A new survey from the Bank of Montreal is shedding light on Canadians’ concerns about the economy and the impact it will have on retirement plans.
Chelsea Renaud is just starting a family, but says retirement savings are on her mind.
“You need to plan for the future, send the kids to school, college, everything like that. So, definitely a bit of a concern,” she told CTV News.
The Calgary mom and teacher isn’t the only one.
According to the BMO survey, Canadians now believe they need $1.7 million in savings, including things like the Canada Pension Plan, in order to retire.
That’s a 20 per cent increase from 2020, when respondents expected to need $1.4 million.
“It’s a reflection of how Canadians are feeling.

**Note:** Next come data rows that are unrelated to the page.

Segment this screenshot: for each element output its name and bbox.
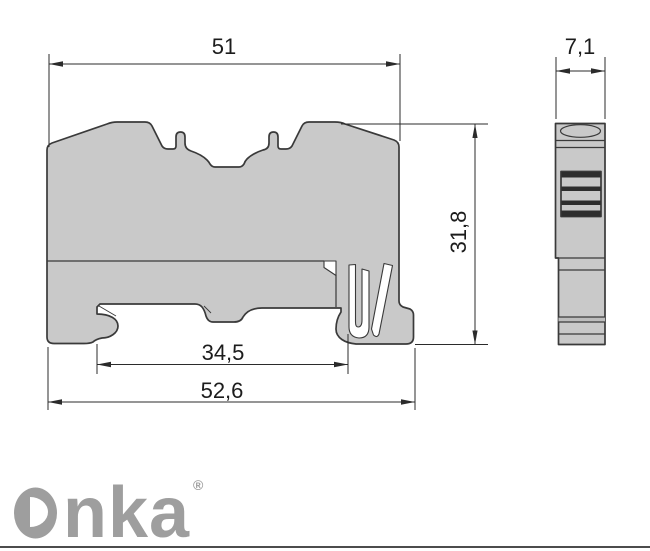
arrow-left [97,362,111,367]
side-lower-band [559,317,606,322]
front-view-outline [47,122,414,344]
dimension-label-front-height: 31,8 [447,182,471,282]
terminal-bar-4 [562,211,601,217]
arrow-right [401,399,415,404]
arrow-bottom [472,331,477,345]
terminal-bar-3 [562,201,601,206]
arrow-left [49,61,63,66]
terminal-bars-frame [561,172,601,217]
registered-trademark-icon: ® [193,477,203,493]
dimension-label-front-width-bottom: 52,6 [170,379,274,402]
terminal-bar-2 [562,187,601,192]
front-view [47,122,414,344]
dimension-side-width [556,57,605,119]
bottom-border-line [0,546,650,548]
terminal-bars [561,172,601,217]
arrow-right [334,362,348,367]
arrow-left [556,68,570,73]
side-view [556,124,606,345]
dimension-label-front-width-top: 51 [174,35,274,58]
arrow-left [48,399,62,404]
logo-letters: nka [63,477,190,549]
drawing-svg [0,0,650,551]
terminal-bar-1 [562,172,601,178]
dimension-label-rail-slot-width: 34,5 [171,341,275,364]
onka-o-logo-mark [14,487,58,539]
side-view-outline [556,124,606,345]
arrow-right [386,61,400,66]
arrow-top [472,124,477,138]
technical-drawing-canvas: 51 7,1 31,8 34,5 52,6 nka ® [0,0,650,551]
dimension-label-side-width: 7,1 [530,35,630,58]
arrow-right [591,68,605,73]
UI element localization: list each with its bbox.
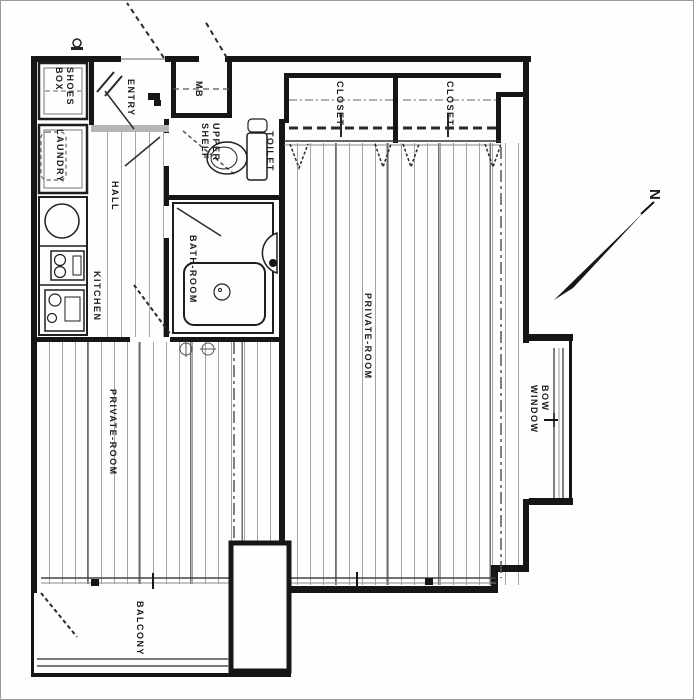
meter-box-door-swing-line bbox=[205, 21, 227, 58]
bow-window-outer-edge bbox=[569, 334, 572, 505]
closet1-label: CLOSET bbox=[334, 81, 345, 127]
left-sliding-door-handle bbox=[91, 579, 99, 586]
stove-burner-2 bbox=[55, 267, 66, 278]
closet1-left-wall bbox=[284, 73, 289, 123]
private-room-right-label: PRIVATE-ROOM bbox=[362, 293, 373, 380]
private-room-left-label: PRIVATE-ROOM bbox=[107, 389, 118, 476]
closet2-right-wall bbox=[496, 92, 501, 143]
closet1-bifold-door-left bbox=[290, 144, 308, 168]
kitchen-fixture-knob-2 bbox=[48, 314, 57, 323]
north-arrow-tip-line bbox=[641, 202, 654, 214]
north-arrow-wedge bbox=[554, 212, 644, 300]
meter-box-bottom-wall bbox=[171, 113, 232, 118]
toilet-label: TOILET bbox=[264, 131, 275, 172]
closet1-top-wall bbox=[284, 73, 398, 78]
closet2-bifold-door-right bbox=[485, 144, 501, 167]
bow-window-bottom-wall bbox=[529, 498, 573, 505]
balcony-bottom-edge bbox=[31, 673, 291, 677]
structural-column bbox=[231, 543, 289, 671]
kitchen-fixture-panel bbox=[65, 297, 80, 321]
closet2-label: CLOSET bbox=[444, 81, 455, 127]
bottom-wall bbox=[284, 586, 498, 593]
toilet-bath-wall bbox=[164, 195, 284, 200]
bathroom-label: BATH-ROOM bbox=[187, 235, 198, 304]
bathroom-door-opening bbox=[164, 206, 169, 238]
doorbell-base bbox=[71, 47, 83, 50]
plan-linework bbox=[1, 1, 694, 700]
room-divider-wall bbox=[279, 119, 285, 586]
closet-divider-wall bbox=[393, 73, 398, 143]
stove-panel bbox=[73, 256, 81, 275]
closet2-bifold-door-left bbox=[403, 144, 419, 167]
balcony-label: BALCONY bbox=[134, 601, 145, 656]
bow-window-top-wall bbox=[529, 334, 573, 341]
right-wall-lower bbox=[523, 499, 529, 571]
north-arrow bbox=[554, 202, 654, 300]
shoes-box-label: SHOES BOX bbox=[53, 67, 75, 106]
entry-label: ENTRY bbox=[125, 79, 136, 117]
kitchen-label: KITCHEN bbox=[91, 271, 102, 322]
entry-step bbox=[91, 125, 169, 132]
bath-basin bbox=[262, 233, 277, 273]
doorbell-dome bbox=[73, 39, 81, 47]
entry-door-swing-line bbox=[127, 3, 164, 58]
entry-side-wall bbox=[89, 56, 94, 125]
right-wall-upper bbox=[523, 56, 529, 343]
entry-door-stop-mark-2 bbox=[154, 100, 161, 106]
bathtub-drain-dot bbox=[219, 289, 222, 292]
bathroom-door-line bbox=[177, 208, 221, 236]
toilet-door-opening bbox=[164, 133, 169, 166]
meter-box-label: MB bbox=[193, 81, 204, 98]
right-sliding-door-handle bbox=[425, 578, 433, 585]
left-wall bbox=[31, 56, 37, 593]
balcony-left-wall bbox=[31, 593, 34, 677]
north-label: N bbox=[649, 189, 660, 200]
hall-label: HALL bbox=[109, 181, 120, 211]
bath-basin-faucet bbox=[269, 259, 277, 267]
toilet-door-line bbox=[125, 137, 160, 166]
kitchen-sink bbox=[45, 204, 79, 238]
kitchen-fixture-knob-1 bbox=[49, 294, 61, 306]
closet2-top-wall bbox=[398, 73, 501, 78]
entry-door-stop-mark bbox=[148, 93, 160, 100]
meter-box-opening bbox=[199, 56, 225, 62]
doorbell-icon bbox=[71, 39, 83, 50]
laundry-label: LAUNDRY bbox=[54, 129, 65, 183]
top-wall bbox=[31, 56, 531, 62]
upper-shelf-label: UPPER SHELF bbox=[199, 123, 221, 162]
left-room-door-opening bbox=[130, 337, 170, 342]
balcony-partition-line bbox=[41, 593, 77, 637]
closet1-bifold-door-right bbox=[375, 144, 391, 167]
stove-burner-1 bbox=[55, 255, 66, 266]
bathtub-drain bbox=[214, 284, 230, 300]
bow-window-label: BOW WINDOW bbox=[528, 385, 550, 434]
floor-plan: SHOES BOX ENTRY MB LAUNDRY HALL KITCHEN … bbox=[0, 0, 694, 700]
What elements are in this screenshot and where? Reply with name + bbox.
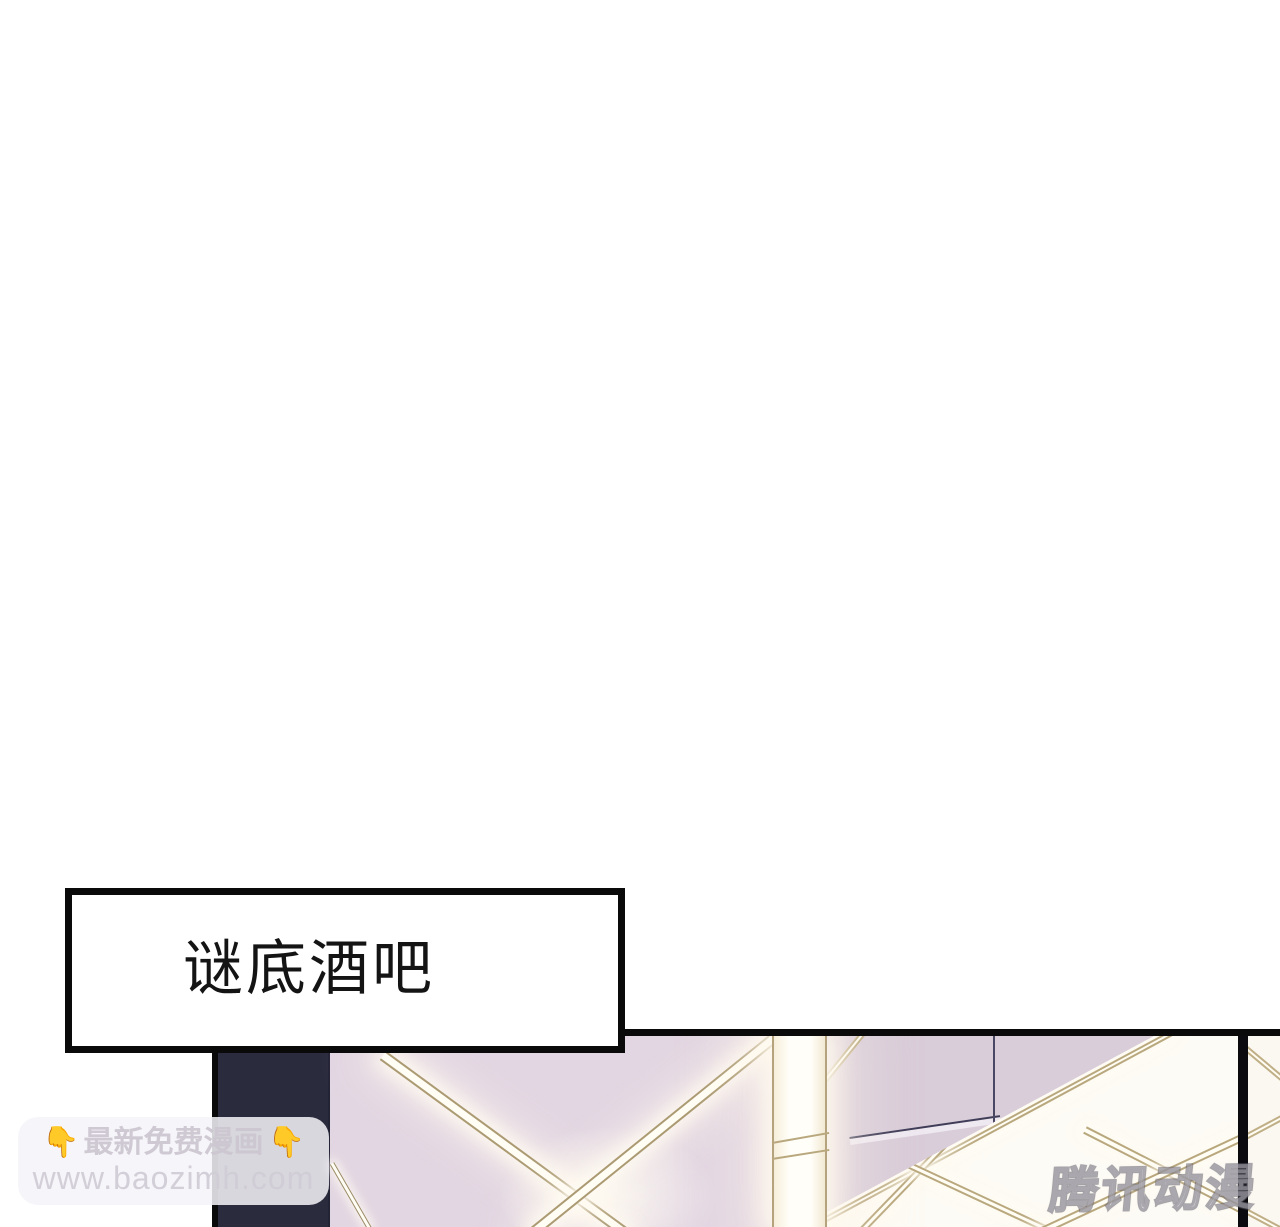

We’ve just gone through a pandemic and now it’s combined with that and going through an environment where we have high interest rates and rising prices,” said Caroline Dabu, BMO’s head of wealth distribution and advisory services.
“That is leading Canadians to feel they have less confidence around saving and investing towards their retirement goals and certainly feeling that they’re going to need more.”
Canada’s annual inflation rate hit a high of 8.1 per cent in June 2022 and has since fallen to 6.3 per cent as of December 2022.
Across all age groups, 74 per cent of respondents said they are concerned about the current economic situation.
Fifty-nine per cent said conditions like high inflation have affected their confidence in meeting their retirement goals.
Some Calgarians, like Sandra Wigg, agree.
“Do I have enough? And at my age, you know, is there a possibility to make sure that I can retire the way I want to?” she said.
Others aren’t too concerned.
“I grew up when inflation was at 12 or 15 per cent and, you know, people seemed to survive at that time,” Bliss Aime said.
“I’m not saying that inflation is not an issue, but I think at some point, our lifestyle has to change in relation to what we spend money on.”
Just 44 per cent of Canadians surveyed are confident they will have enough money to retire.
Under a quarter (22 per cent) plan to retire between the ages of 60 and 69, with an average age of 62.
Faisal Karmali, senior wealth advisor and portfolio manager with the Popowich Karmali Advisory Group, says retirement planning all comes down to the individual.
“Looks at your current situation, where you want to be when you retire and how you’re going to get there. And that number, whatever it may be, $1.7 million or anything much lower or much higher, all depends upon you as the individual,” he said.
Karmali recommends people meet with a financial advisor to come up with a written plan that takes into account their lifestyle and retirement goals so they can save accordingly.
He also reminds people that retirement has many phases, so it’s important to save for the fun years, the slow years and potential long-term care needs.
Renaud is hopeful the current economic conditions will turn around.
“Hopefully, wages and everything else will go up and we’ll be able to keep on track,” she said.
The BMO survey was conducted between Nov. 4 and 7, 2022, by Pollara Strategic Insights via an online survey of 1,500.
The survey’s margin of error is plus/minus 2.5 per cent, 19 times out of 20.